There were seven of us, three men, four women, including May and Eva the coorganisers, who expressed a profound disappointment at so few turning up for the first meeting. Going by the interest shown and the promises they’d had, there should have been 25 of us, they said. We pulled our chairs into a sad little circle in the middle of the room and gave it another five minutes in case there were latecomers. ‘Too nice to be indoors, I suppose,’ said Eva, looking at the blue sky outside the window. As we waited silently, the happy shouts and occasional laughter of Saturday afternoon shoppers filtered up from the high street below. We may as well start, then, said May, gloomily, to Eva.
In turn we introduced ourselves to the group with a few biographical sentences. To make it fun, said Eva, we must introduce a deliberate lie and the group had to guess which it was. My deliberate lie was that I’d once had a trial for West Ham United. The rest of the group swallowed that, but were having none of the ferrets. The elderly man to my left, Malcolm, told us that he had loved the Lord Jesus with all his heart since 1997, and his deliberate lie, which was spotted at once, was that he was in fact a woman. A shy lady whose name I couldn’t quite catch whispered that it wasn’t in her nature to tell lies, even in a game.

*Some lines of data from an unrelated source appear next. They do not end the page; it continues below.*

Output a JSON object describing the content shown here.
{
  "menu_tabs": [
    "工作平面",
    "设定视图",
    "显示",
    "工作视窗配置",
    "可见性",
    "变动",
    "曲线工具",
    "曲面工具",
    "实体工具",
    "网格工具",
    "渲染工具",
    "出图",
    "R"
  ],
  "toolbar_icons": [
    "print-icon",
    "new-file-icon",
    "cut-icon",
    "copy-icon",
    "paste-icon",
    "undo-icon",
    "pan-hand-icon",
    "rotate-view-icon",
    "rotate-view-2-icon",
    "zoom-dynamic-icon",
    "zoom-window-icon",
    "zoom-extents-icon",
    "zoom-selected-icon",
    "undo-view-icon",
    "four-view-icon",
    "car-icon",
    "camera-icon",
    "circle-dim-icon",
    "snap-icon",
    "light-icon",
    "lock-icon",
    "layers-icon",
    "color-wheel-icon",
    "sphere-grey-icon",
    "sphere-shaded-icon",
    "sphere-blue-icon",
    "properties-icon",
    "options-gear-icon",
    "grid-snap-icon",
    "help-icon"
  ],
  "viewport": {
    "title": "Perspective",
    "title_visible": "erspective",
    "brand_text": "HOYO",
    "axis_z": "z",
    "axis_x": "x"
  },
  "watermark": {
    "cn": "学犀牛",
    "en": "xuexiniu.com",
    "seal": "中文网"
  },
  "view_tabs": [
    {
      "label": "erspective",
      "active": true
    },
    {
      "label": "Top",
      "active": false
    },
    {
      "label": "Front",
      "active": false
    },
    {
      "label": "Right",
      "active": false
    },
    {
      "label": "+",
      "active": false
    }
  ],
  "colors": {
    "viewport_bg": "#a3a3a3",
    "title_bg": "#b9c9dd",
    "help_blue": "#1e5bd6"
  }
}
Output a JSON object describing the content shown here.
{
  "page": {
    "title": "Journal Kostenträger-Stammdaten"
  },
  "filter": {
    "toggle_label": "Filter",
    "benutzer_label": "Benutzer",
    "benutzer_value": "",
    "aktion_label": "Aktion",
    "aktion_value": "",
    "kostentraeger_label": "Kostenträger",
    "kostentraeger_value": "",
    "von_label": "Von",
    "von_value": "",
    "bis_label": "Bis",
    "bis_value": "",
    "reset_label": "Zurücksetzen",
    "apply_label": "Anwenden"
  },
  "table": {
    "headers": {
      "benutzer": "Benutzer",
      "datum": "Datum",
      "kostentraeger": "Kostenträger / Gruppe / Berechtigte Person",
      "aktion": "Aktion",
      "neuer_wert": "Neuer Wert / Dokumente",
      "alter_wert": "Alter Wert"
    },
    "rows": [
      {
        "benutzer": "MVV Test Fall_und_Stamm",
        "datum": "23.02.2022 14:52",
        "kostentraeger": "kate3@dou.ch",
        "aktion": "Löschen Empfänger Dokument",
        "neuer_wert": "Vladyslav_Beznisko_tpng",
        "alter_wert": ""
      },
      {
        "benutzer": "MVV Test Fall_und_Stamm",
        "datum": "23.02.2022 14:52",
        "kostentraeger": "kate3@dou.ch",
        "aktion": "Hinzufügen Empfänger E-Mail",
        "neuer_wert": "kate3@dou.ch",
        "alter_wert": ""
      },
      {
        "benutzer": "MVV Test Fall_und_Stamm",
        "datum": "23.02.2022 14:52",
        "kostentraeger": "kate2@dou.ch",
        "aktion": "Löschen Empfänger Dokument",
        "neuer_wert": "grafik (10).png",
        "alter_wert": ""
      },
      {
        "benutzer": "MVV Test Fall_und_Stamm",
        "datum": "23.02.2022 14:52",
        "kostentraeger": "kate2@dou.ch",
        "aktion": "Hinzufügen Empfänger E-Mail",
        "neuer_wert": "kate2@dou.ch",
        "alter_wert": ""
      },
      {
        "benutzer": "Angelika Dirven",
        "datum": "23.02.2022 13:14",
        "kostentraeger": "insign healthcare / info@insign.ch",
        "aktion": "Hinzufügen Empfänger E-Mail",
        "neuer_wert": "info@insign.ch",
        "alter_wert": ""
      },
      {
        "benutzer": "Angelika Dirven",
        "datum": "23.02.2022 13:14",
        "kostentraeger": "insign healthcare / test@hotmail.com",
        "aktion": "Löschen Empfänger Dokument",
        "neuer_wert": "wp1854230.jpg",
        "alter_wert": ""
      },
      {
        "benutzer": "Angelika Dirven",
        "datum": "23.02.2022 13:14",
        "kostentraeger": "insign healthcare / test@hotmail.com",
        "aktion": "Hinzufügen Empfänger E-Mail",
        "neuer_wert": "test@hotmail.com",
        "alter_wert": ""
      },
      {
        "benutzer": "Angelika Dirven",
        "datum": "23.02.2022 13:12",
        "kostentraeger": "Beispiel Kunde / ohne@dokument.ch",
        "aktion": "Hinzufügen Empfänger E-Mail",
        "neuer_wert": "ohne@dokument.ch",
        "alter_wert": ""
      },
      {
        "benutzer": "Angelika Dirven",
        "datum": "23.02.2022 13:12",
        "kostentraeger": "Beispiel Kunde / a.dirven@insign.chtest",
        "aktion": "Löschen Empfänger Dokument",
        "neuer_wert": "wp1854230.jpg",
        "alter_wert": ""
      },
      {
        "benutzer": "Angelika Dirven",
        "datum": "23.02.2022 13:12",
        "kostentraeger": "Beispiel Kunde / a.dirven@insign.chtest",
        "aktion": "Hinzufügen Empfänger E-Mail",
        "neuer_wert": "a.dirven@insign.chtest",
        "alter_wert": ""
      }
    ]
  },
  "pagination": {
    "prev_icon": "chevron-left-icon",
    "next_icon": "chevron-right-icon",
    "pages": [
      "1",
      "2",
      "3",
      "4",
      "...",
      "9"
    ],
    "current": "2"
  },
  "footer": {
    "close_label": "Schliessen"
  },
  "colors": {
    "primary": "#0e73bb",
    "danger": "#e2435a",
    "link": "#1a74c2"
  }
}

We played a succession of daft party games, many of them involving the wearing of hats. No one laughed. We were like a firm of off-duty pall-bearers. After about an hour of this, Eva ordered us to laugh. Even if we didn’t feel like laughing, she said, we must ‘fake it until we make it’. So we pretended to laugh. And by jingo it worked. Our fake laughs were so excruciating it was actually very funny, and before long even the shy lady who didn’t like to tell a deliberate lie was crying with genuine laughter. We were laughing so much that when it was time to stop I felt slightly ashamed.